When we first brought you home, I cried in the car about the notion of you sleeping in your nursery alone. You’d spent more than nine months in my belly, soft and warm and close, and suddenly the whole idea of you being out of reach was intolerable.
And yes, there were hormones involved, and I’m happy to blame them for their part in a lot of things. But deep down, I just didn’t want to be apart from you. You would sleep, cherub cheeks rosy in the low light, and I was transfixed by the sight of you. You were peaceful and sweet, and sometimes I would stare at your face for so long I lost track of time.
But no sooner would I step away than something inside of me would clench with anxiety. “Check that he’s breathing,” it would say to me, and I would. Obedient as ever, I would sneak an eye around the not-quite-closed door and watch from as far away as I could to keep from waking you until I was sure that your chest was moving up… down… up… down…
You breathing became an obsession.
I would wake in the night, straining to hear you on the baby monitor, that little plastic speaker connecting us across invisible radio waves through the walls of that old house, despite my internal sense that we were connected on some other also-invisible level. There, just in my left ventricle, I could sense a tug at your pattern of fussing noises, those tiny whimpers that started out as mere dreams and often woke you (and me) fully. Your mother would softly chide that it wasn’t my turn, that she could wake and go, and I brushed her off more than either of us recalls. I would rush to you.
More nights than not, I would lay there awake, listening to the sounds you made, desperately praying you would fall back asleep and give me reprieve from feeding you and fighting off the exhaustion and fatigue, but I never admitted how calming even the sound of your cries felt.

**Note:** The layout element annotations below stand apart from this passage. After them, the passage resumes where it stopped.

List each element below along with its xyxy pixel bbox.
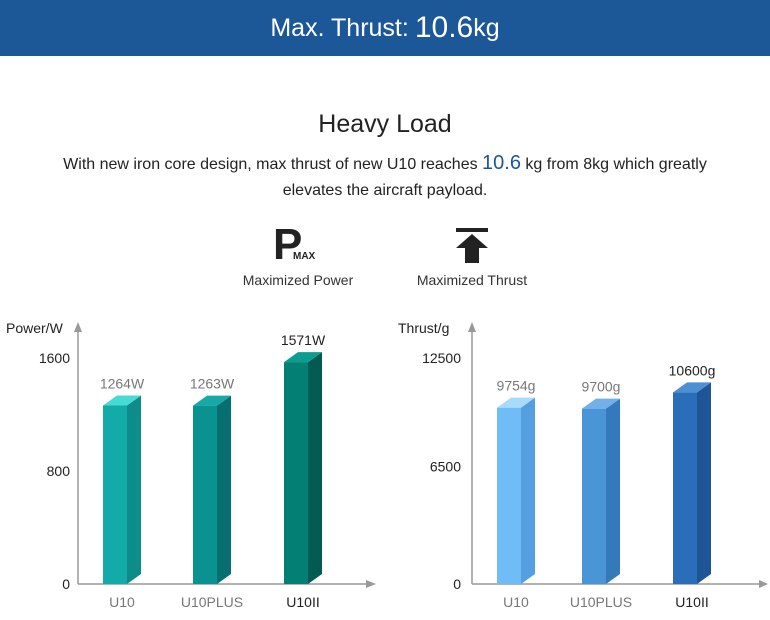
description-before: With new iron core design, max thrust of… (63, 156, 483, 173)
thrust-category-label: U10PLUS (570, 594, 632, 610)
thrust-bar-front (673, 392, 697, 584)
power-bar-top (193, 395, 231, 406)
thrust-bar-top (582, 398, 620, 409)
power-y-axis-arrow-icon (74, 322, 82, 332)
thrust-category-label: U10 (503, 594, 529, 610)
power-bar-front (103, 405, 127, 584)
power-bar (193, 395, 231, 584)
power-bar (103, 395, 141, 584)
feature-power: P MAX Maximized Power (223, 220, 373, 288)
thrust-bar (582, 398, 620, 584)
power-bar-front (193, 405, 217, 584)
thrust-data-label: 10600g (669, 362, 716, 378)
power-x-axis-arrow-icon (366, 580, 376, 588)
thrust-y-tick-label: 0 (453, 576, 461, 592)
p-max-icon: P MAX (273, 220, 323, 269)
feature-power-label: Maximized Power (242, 272, 354, 288)
banner-label: Max. Thrust: (270, 13, 409, 42)
power-category-label: U10II (286, 594, 319, 610)
thrust-y-tick-label: 12500 (422, 350, 461, 366)
thrust-data-label: 9700g (582, 379, 621, 395)
thrust-y-axis-arrow-icon (468, 322, 476, 332)
thrust-chart: Thrust/g 0 6500 12500 9754g 9700g 10600g U10… (398, 320, 768, 610)
power-bar-top (284, 352, 322, 363)
thrust-bar-side (606, 398, 620, 584)
thrust-y-axis-label: Thrust/g (398, 320, 449, 336)
thrust-bar (497, 397, 535, 584)
thrust-y-tick-label: 6500 (430, 458, 461, 474)
thrust-x-axis-arrow-icon (759, 580, 768, 588)
thrust-data-label: 9754g (497, 378, 536, 394)
power-bar-front (284, 362, 308, 584)
power-bar-side (127, 395, 141, 584)
power-y-tick-label: 1600 (39, 350, 70, 366)
power-y-tick-label: 800 (47, 463, 71, 479)
power-bar (284, 352, 322, 584)
thrust-bar (673, 382, 711, 584)
power-y-axis-label: Power/W (6, 320, 64, 336)
banner-unit: kg (473, 13, 500, 42)
feature-thrust: Maximized Thrust (397, 226, 547, 288)
power-bar-top (103, 395, 141, 406)
feature-thrust-label: Maximized Thrust (416, 272, 528, 288)
power-bar-side (308, 352, 322, 584)
power-chart: Power/W 0 800 1600 1264W 1263W 1571W U10 U10P… (6, 320, 376, 610)
description-after: kg from 8kg which greatly elevates the a… (282, 156, 707, 199)
banner-value: 10.6 (414, 11, 474, 44)
power-y-tick-label: 0 (62, 576, 70, 592)
power-bar-side (217, 395, 231, 584)
description-highlight: 10.6 (482, 152, 521, 174)
header-banner: Max. Thrust: 10.6 kg (0, 0, 770, 56)
thrust-bar-side (697, 382, 711, 584)
description: With new iron core design, max thrust of… (55, 150, 715, 204)
p-max-icon-sub: MAX (293, 251, 316, 262)
section-heading: Heavy Load (318, 110, 452, 138)
thrust-category-label: U10II (675, 594, 708, 610)
p-max-icon-main: P (273, 220, 303, 269)
thrust-bar-top (497, 397, 535, 408)
thrust-bar-front (582, 408, 606, 584)
thrust-bar-side (521, 397, 535, 584)
power-data-label: 1264W (100, 375, 145, 391)
power-category-label: U10PLUS (181, 594, 243, 610)
power-data-label: 1263W (190, 376, 235, 392)
thrust-bar-front (497, 407, 521, 584)
up-arrow-bar-icon (456, 228, 488, 263)
power-category-label: U10 (109, 594, 135, 610)
thrust-bar-top (673, 382, 711, 393)
power-data-label: 1571W (281, 332, 326, 348)
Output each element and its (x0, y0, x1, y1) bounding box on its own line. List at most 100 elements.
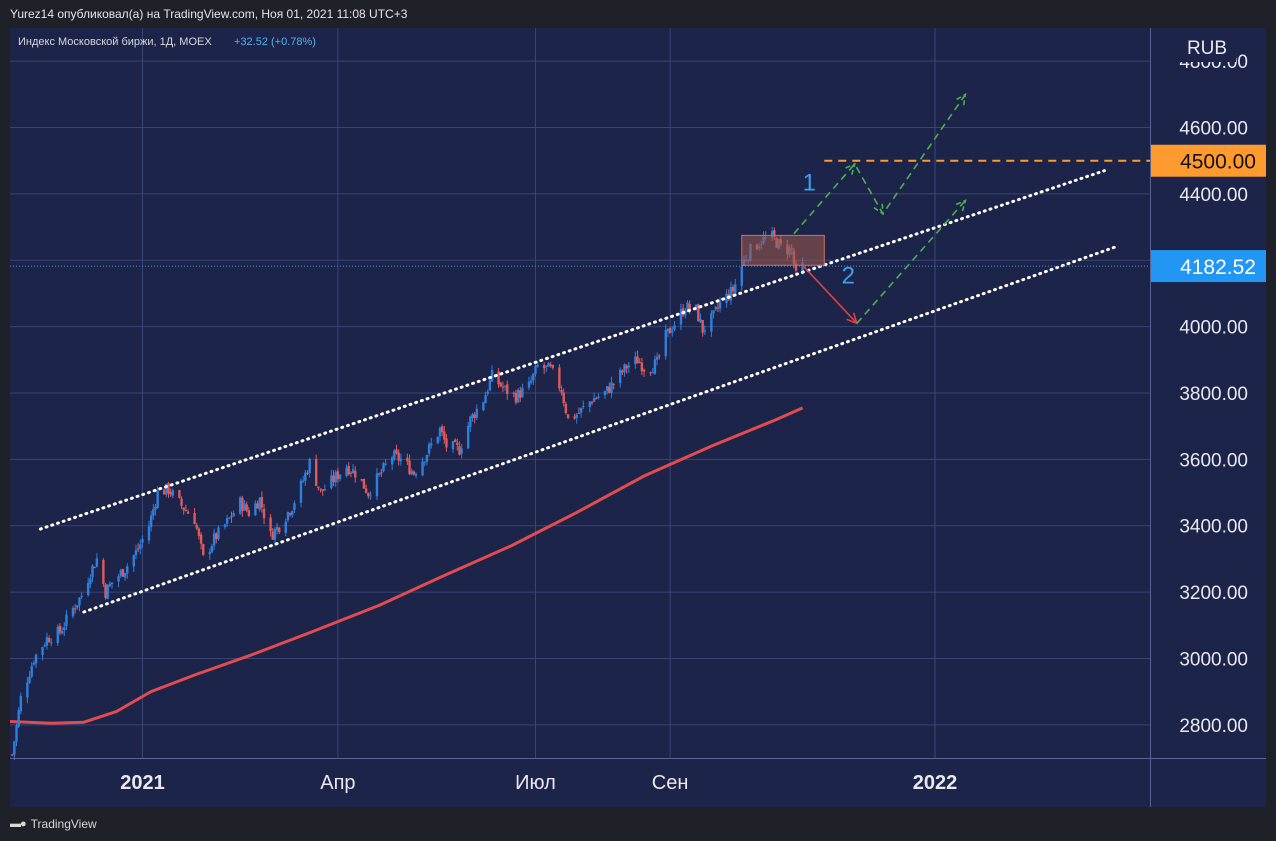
candle-body (397, 452, 400, 461)
candle-body (384, 463, 387, 465)
legend-symbol: Индекс Московской биржи, 1Д, MOEX (18, 36, 212, 48)
candle-body (13, 741, 16, 755)
y-tick-label: 3800.00 (1179, 384, 1248, 405)
y-tick-label: 2800.00 (1179, 716, 1248, 737)
resistance-price-tag (1151, 144, 1266, 177)
candle-body (34, 654, 38, 664)
candle-body (414, 473, 418, 476)
time-axis-background (10, 758, 1266, 807)
publish-line: Yurez14 опубликовал(а) на TradingView.co… (10, 7, 408, 21)
candle-body (258, 497, 261, 510)
candle-body (347, 466, 350, 475)
candle-body (516, 389, 520, 403)
candle-body (41, 647, 44, 656)
candle-body (406, 457, 409, 462)
candle-body (364, 488, 368, 493)
candle-body (423, 461, 426, 463)
scenario-2-up-arrow (856, 199, 966, 324)
candle-body (642, 369, 646, 372)
candle-body (106, 584, 109, 600)
candle-body (65, 614, 68, 627)
candle-body (314, 459, 318, 486)
candle-body (558, 367, 561, 389)
candle-body (212, 533, 216, 546)
candle-body (28, 676, 31, 683)
candle-body (225, 518, 229, 524)
candle-body (228, 517, 231, 519)
candle-body (536, 364, 539, 367)
candle-body (590, 402, 594, 404)
moving-average-line (10, 406, 804, 725)
legend-change: +32.52 (+0.78%) (234, 36, 316, 48)
candle-body (271, 531, 274, 540)
candle-body (223, 524, 227, 528)
candle-body (243, 503, 246, 511)
candle-body (56, 626, 59, 643)
publish-header: Yurez14 опубликовал(а) на TradingView.co… (0, 0, 1276, 28)
candle-body (430, 443, 433, 446)
candle-body (595, 398, 598, 400)
candle-body (621, 370, 624, 373)
candle-body (562, 392, 565, 404)
candle-body (668, 327, 672, 334)
candle-body (197, 528, 201, 536)
candle-body (658, 355, 661, 357)
candle-body (349, 472, 353, 474)
candle-body (486, 391, 489, 394)
candle-body (91, 565, 94, 578)
candle-body (703, 330, 707, 332)
candle-body (50, 642, 53, 644)
candle-body (80, 595, 83, 597)
candle-body (718, 301, 722, 309)
consolidation-box (741, 234, 825, 266)
y-tick-label: 3600.00 (1179, 450, 1248, 471)
candle-body (47, 638, 51, 643)
candle-body (527, 381, 531, 388)
candle-body (443, 431, 446, 440)
candle-body (729, 286, 733, 301)
candle-body (458, 446, 461, 455)
scenario-2-down-arrow (802, 264, 858, 324)
candle-body (332, 475, 335, 482)
scenario-label: 2 (842, 263, 855, 290)
candle-body (247, 510, 251, 516)
candle-body (323, 489, 327, 491)
candle-body (694, 304, 698, 309)
candle-body (460, 448, 463, 454)
candle-body (773, 230, 776, 237)
candle-body (512, 392, 515, 394)
candle-body (288, 513, 292, 515)
candle-body (731, 286, 735, 292)
candle-body (10, 754, 14, 756)
candle-body (149, 515, 153, 527)
candle-body (284, 521, 287, 533)
candle-body (73, 608, 77, 610)
candle-body (319, 488, 322, 490)
price-chart[interactable]: 2800.00 3000.00 3200.00 3400.00 3600.00 3800.… (10, 28, 1266, 807)
candle-body (412, 471, 416, 475)
candle-body (93, 567, 96, 569)
candle-body (304, 472, 307, 481)
candle-body (679, 309, 683, 325)
candle-body (123, 573, 127, 578)
candle-body (139, 544, 142, 549)
candle-body (801, 262, 804, 273)
candle-body (178, 490, 181, 498)
candle-body (534, 365, 537, 375)
tradingview-logo[interactable]: ▬● TradingView (10, 817, 97, 831)
candle-body (102, 559, 105, 584)
channel-upper-line (38, 169, 1106, 531)
candle-body (655, 356, 659, 360)
currency-label: RUB (1187, 38, 1227, 59)
candle-body (575, 414, 578, 418)
candle-body (254, 503, 257, 516)
candle-body (256, 503, 259, 509)
candle-body (360, 479, 363, 481)
candle-body (671, 331, 674, 333)
candle-body (582, 406, 585, 408)
candle-body (260, 497, 264, 508)
candle-body (362, 478, 366, 489)
candle-body (199, 534, 203, 544)
candle-body (564, 403, 568, 414)
candle-body (551, 365, 555, 368)
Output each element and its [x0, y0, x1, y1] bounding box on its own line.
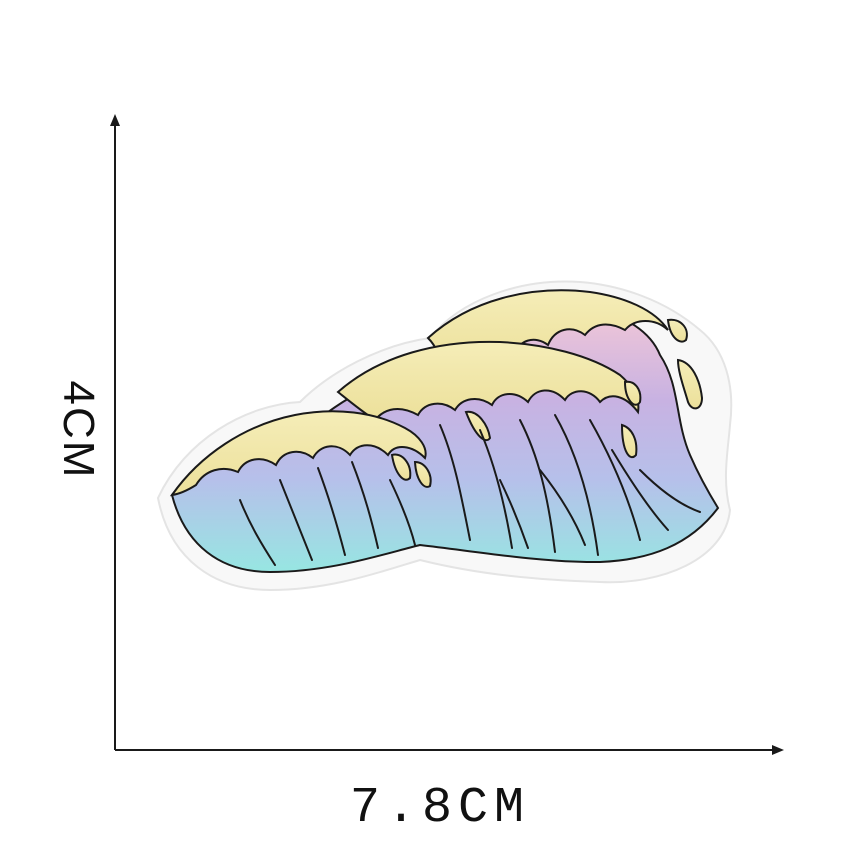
spray-drop	[623, 380, 642, 406]
spray-drop	[676, 358, 704, 410]
horizontal-arrow-head	[772, 745, 784, 755]
spray-drop	[666, 318, 688, 343]
width-dimension-label: 7.8CM	[349, 780, 531, 837]
spray-drops	[390, 318, 704, 488]
spray-drop	[464, 410, 492, 442]
dimension-lines	[110, 114, 784, 755]
spray-drop	[413, 460, 432, 488]
middle-wave-crest	[336, 340, 640, 422]
spray-drop	[390, 453, 412, 481]
height-dimension-label: 4CM	[54, 380, 103, 480]
wave-stroke-lines	[239, 414, 701, 566]
vertical-arrow-head	[110, 114, 120, 126]
front-wave-crest	[169, 410, 427, 497]
spray-drop	[620, 423, 638, 459]
wave-patch	[156, 280, 733, 592]
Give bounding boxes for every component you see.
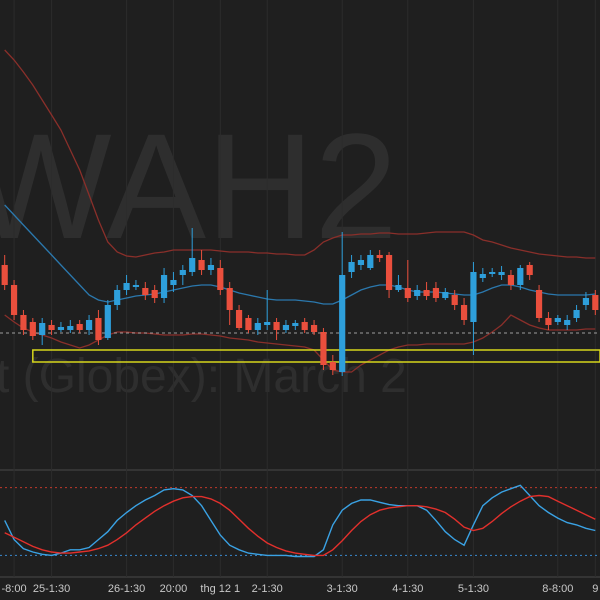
candle-body: [498, 272, 505, 275]
candle-body: [235, 310, 243, 328]
candle-body: [385, 255, 393, 290]
candle-body: [160, 275, 168, 298]
candle-body: [254, 323, 261, 330]
candle-body: [67, 326, 74, 330]
candle-body: [357, 260, 365, 265]
candle-body: [114, 290, 121, 305]
x-tick-label: 2-1:30: [252, 583, 283, 595]
candle-body: [245, 318, 252, 330]
candle-body: [554, 318, 561, 322]
candle-body: [123, 283, 130, 290]
candle-body: [301, 322, 308, 330]
candle-body: [48, 325, 55, 330]
candle-body: [264, 322, 271, 325]
candle-body: [142, 288, 149, 295]
x-tick-label: 26-1:30: [108, 583, 145, 595]
candle-body: [95, 318, 102, 340]
candle-body: [404, 288, 411, 298]
candle-body: [535, 290, 543, 318]
candle-body: [217, 268, 224, 290]
candle-body: [273, 322, 280, 330]
candle-body: [226, 288, 233, 310]
candle-body: [432, 288, 440, 298]
x-tick-label: 9: [592, 583, 598, 595]
candle-body: [573, 310, 580, 318]
candle-body: [85, 320, 93, 330]
candle-body: [29, 322, 36, 336]
candle-body: [414, 290, 421, 296]
candle-body: [395, 285, 402, 290]
candle-body: [189, 258, 196, 272]
candle-body: [20, 315, 27, 330]
candle-body: [179, 270, 186, 275]
candle-body: [57, 327, 65, 330]
candle-body: [367, 255, 374, 268]
candle-body: [329, 362, 336, 370]
band-lower: [4, 314, 596, 373]
candle-body: [198, 260, 205, 270]
candle-body: [545, 318, 552, 325]
x-tick-label: 20:00: [160, 583, 188, 595]
candle-body: [442, 292, 449, 298]
x-tick-label: 4-1:30: [392, 583, 423, 595]
watermark-symbol: WAH2: [0, 102, 398, 270]
candle-body: [104, 305, 111, 338]
candle-body: [10, 285, 18, 315]
candle-body: [1, 265, 8, 285]
candle-body: [310, 325, 318, 332]
band-upper: [4, 49, 596, 259]
candle-body: [348, 262, 355, 272]
x-tick-label: 25-1:30: [33, 583, 70, 595]
candle-body: [507, 275, 515, 285]
band-middle: [4, 204, 596, 305]
candle-body: [320, 332, 327, 365]
candle-body: [517, 268, 524, 285]
candle-body: [39, 323, 46, 335]
x-tick-label: 5-1:30: [458, 583, 489, 595]
oscillator-line: [4, 484, 596, 558]
candle-body: [470, 272, 477, 322]
candle-body: [76, 324, 83, 330]
price-zone: [32, 349, 600, 363]
candle-body: [339, 275, 346, 372]
watermark-contract: t (Globex): March 2: [0, 350, 407, 403]
oscillator-line: [4, 494, 596, 557]
candle-body: [376, 255, 383, 258]
candle-body: [489, 272, 496, 274]
candle-body: [451, 295, 458, 305]
candle-body: [582, 298, 590, 305]
candle-body: [282, 325, 290, 330]
candle-body: [423, 290, 430, 296]
candle-body: [592, 295, 599, 310]
candle-body: [132, 285, 140, 287]
candle-body: [460, 305, 468, 320]
x-tick-label: 8-8:00: [542, 583, 573, 595]
candle-body: [526, 265, 533, 275]
x-tick-label: thg 12 1: [200, 583, 240, 595]
x-tick-label: 3-1:30: [327, 583, 358, 595]
x-tick-label: -8:00: [2, 583, 27, 595]
candle-body: [151, 290, 158, 298]
candle-body: [170, 280, 177, 285]
candle-body: [479, 274, 486, 278]
candle-body: [207, 265, 215, 270]
candle-body: [292, 323, 299, 326]
candle-body: [564, 320, 571, 325]
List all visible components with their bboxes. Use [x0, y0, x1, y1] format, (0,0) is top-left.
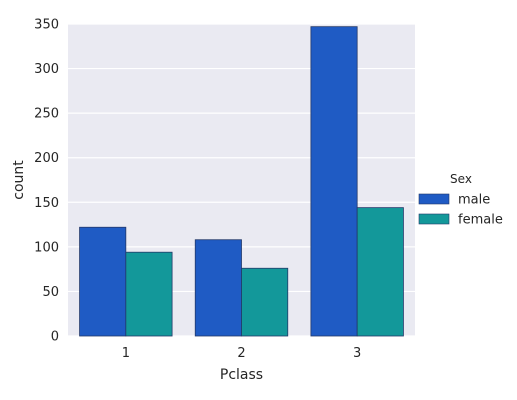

It was a terrible sleep deprivation of new parenthood, and I willingly suffered its grasp.
But once you were in my arms, your tiny warmth tucked into that corner where shoulder meets neck that was built to be a home to you (and later to your brother), your breath and mine snapped into symmetry. I slept on my feet and you slept against my chest, and we both benefitted.
I defied the ridicule for not sleep training you like I should have, and I know that letting you dream while I held you went against all of the best advice that was given anytime friends or family saw the deep circles under my tired eyes, but it became an addiction. I needed to hold you and feel you breathing just like you needed to be held, to be given that assurance that you were safe and loved.
I really thought it would get better as you grew up. That the years would calm this nervous twitch deep inside me that feels the relentless need to check your breathing at all hours of the night.
Well, let’s be honest, during the day I can hear the disaster of sounds that follows in your wake as you dig and build and play and create and laugh and talk and talk and talk, and so the fear abates, and I shrug at your mother’s eye rolling, and we laugh about how good things were back when we could have Ben and Jerry’s and a bowl of popcorn for dinner. Not a vegetable in sight. I rest with my eyes open in much the same way I did when you were an infant. This, I believe, happens to almost every parent. It’s a rite of passage.
And in the night, still, even with you claiming to be a “tween” and asking ridiculous questions like, “when can I have a cell phone,” still, I find myself awake in the darkest hours of the night listening. Listening through the doors and the walls and the distance for the sound of your breath in and out.1
Your mother doesn’t know how many nights I have gotten out of bed, heart racing, knowing I needed to check. And what would I have done had I discovered you NOT breathing? How would I have saved you? What would my body possess to keep your heart beating, your lungs filling with air, should they stop suddenly?
I cannot say.
I only know that I must get up and lean against your door, ear pressed tight to the wood for that rhythmic whisper of inhale and exhale.
My body is not tied to the ocean, to the tides, to the constant pounding of waves upon rocky or sandy shores like so many poets and artists have tried to convince me. It is tied to your lungs, to how they fill and empty so many thousands of times as I watch you grow and thrive, and I will never stop listening for your breath as you sleep.
If I’m still doing this when you’re thirty-five, you can tell me to knock it off. And I might listen.
Your trans friend Papi,
Robin
I do the same with your brother, so no statements about which one of you is my favorite.
What a sweet essay Robin. Obviously, you were intended to be a parent.
A beautiful story Robin. It made my day.